First, thanks for another great read and source. Again :) I hope you don’t mind going off topic but I noticed something peculiar in GPUBatch.hlsl. There’s a SV_GroupIndex for the DrawArgsBuffer. My google-fu is failing me here so… is this another undocumented feature (like SV_DepthGreaterEqual) ? What does it improve ? On what hardware ?

#### [MJP](http://mynameismjp.wordpress.com/ "mpettineo@gmail.com") - May 1, 2016

The docs for SV_GroupIndex are here: https://msdn.microsoft.com/en-us/library/windows/desktop/ff471569(v=vs.85).aspx It’s basically just a shortcut for flattening the group thread ID into a 1D value.
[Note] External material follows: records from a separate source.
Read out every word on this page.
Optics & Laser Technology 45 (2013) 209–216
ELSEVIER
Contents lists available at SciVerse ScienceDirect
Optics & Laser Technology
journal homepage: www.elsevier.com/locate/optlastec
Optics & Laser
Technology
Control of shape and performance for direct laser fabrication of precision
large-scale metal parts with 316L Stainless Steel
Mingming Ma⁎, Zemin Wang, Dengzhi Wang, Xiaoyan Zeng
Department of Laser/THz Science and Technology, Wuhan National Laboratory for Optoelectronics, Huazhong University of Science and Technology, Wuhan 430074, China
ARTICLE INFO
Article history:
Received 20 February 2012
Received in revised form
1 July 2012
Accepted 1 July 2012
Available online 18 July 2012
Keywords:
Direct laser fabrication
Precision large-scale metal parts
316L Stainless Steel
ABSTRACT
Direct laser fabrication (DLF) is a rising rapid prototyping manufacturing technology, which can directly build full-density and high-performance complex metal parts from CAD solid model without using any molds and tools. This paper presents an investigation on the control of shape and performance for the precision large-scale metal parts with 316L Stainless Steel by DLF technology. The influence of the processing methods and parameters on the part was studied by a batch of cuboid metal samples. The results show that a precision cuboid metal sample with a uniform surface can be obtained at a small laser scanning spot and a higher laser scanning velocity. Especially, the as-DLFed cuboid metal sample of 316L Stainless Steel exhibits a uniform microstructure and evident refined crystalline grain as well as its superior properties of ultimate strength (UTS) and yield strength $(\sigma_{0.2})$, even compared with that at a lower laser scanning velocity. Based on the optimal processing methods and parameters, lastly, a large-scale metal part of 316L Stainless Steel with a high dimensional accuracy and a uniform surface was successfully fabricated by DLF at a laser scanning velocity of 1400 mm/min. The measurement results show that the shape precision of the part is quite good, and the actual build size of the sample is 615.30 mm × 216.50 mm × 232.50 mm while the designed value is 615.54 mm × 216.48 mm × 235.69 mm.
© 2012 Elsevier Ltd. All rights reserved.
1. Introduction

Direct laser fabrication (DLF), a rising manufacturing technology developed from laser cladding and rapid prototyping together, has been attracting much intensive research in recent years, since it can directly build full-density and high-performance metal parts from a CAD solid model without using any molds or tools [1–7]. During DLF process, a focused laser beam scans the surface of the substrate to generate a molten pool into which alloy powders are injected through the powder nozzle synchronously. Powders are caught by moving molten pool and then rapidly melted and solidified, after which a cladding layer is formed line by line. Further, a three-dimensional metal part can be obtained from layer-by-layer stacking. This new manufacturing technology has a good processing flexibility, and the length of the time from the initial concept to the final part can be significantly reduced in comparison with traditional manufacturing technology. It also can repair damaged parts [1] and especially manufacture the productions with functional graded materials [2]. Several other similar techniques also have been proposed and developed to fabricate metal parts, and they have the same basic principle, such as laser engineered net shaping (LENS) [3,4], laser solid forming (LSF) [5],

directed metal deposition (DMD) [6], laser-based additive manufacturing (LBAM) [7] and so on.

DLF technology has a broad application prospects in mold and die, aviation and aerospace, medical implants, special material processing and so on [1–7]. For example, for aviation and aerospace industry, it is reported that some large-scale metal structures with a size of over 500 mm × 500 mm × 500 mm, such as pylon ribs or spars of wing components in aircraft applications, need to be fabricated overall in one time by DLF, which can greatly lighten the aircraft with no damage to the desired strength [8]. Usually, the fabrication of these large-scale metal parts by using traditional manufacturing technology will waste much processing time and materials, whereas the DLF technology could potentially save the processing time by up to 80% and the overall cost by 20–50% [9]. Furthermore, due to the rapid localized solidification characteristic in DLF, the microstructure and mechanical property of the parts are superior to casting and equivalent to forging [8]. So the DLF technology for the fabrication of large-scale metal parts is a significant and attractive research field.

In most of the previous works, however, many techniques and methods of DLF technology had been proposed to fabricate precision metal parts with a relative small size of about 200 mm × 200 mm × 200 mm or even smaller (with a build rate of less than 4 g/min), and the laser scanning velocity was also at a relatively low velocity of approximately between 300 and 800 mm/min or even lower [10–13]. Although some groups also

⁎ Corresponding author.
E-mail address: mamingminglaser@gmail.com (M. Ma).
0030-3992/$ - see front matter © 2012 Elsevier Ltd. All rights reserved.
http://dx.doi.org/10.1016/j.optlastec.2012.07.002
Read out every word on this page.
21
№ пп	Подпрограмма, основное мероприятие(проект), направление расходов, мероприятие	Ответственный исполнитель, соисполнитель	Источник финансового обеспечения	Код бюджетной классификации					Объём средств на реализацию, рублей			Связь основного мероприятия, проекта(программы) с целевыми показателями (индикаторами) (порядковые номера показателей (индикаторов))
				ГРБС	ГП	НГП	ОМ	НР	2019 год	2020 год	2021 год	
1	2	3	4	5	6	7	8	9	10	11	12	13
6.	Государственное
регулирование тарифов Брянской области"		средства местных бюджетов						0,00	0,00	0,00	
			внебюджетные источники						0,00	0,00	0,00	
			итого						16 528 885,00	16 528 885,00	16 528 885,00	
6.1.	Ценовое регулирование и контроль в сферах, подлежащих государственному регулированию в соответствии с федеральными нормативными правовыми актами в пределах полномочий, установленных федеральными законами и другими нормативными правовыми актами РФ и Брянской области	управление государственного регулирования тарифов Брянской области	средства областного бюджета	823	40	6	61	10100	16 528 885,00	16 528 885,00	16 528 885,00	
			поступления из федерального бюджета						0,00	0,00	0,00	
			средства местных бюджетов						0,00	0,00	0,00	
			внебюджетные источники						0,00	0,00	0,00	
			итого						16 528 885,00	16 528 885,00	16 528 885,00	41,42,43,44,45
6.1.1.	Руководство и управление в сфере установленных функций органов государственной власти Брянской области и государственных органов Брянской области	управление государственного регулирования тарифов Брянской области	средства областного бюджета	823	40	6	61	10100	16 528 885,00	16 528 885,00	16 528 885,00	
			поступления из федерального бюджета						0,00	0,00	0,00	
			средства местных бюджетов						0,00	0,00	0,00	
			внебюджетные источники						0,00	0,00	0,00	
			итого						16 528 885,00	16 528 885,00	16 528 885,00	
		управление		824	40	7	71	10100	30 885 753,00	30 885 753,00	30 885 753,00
I don’t think it’s actually any faster, in fact driver’s compiler might even insert some math at the beginning of the shader in order to generate it. It’s also not at all necessary in that particular shader since the group size is 1D. I think I just used it out of habit.

#### [unbird]( "ugello@gmx.net") - May 1, 2016

:D I know what it does for shader input. Sorry, maybe I wasn’t quite clear. I meant this line: RWByteAddressBuffer DrawArgsBuffer : SV_GroupIndex : register(u0); It’s legal to put semantics on globals, I just never saw a SV semantic this way and thought it would give the driver a hint or something. Other than turning up in the shader reflection I don’t think they have any other impact. At least as far as I know ;) Thanks for the fast reply.

#### [MJP](http://mynameismjp.wordpress.com/ "mpettineo@gmail.com") - May 1, 2016

Oh, I didn’t even see that! I’m pretty sure that’s just some kind of search/replace gone badly, and it definitely wasn’t intentional. I don’t think it will have any effect, but I’m definitely going to remove it when I get a chance. Thank you for pointing that out!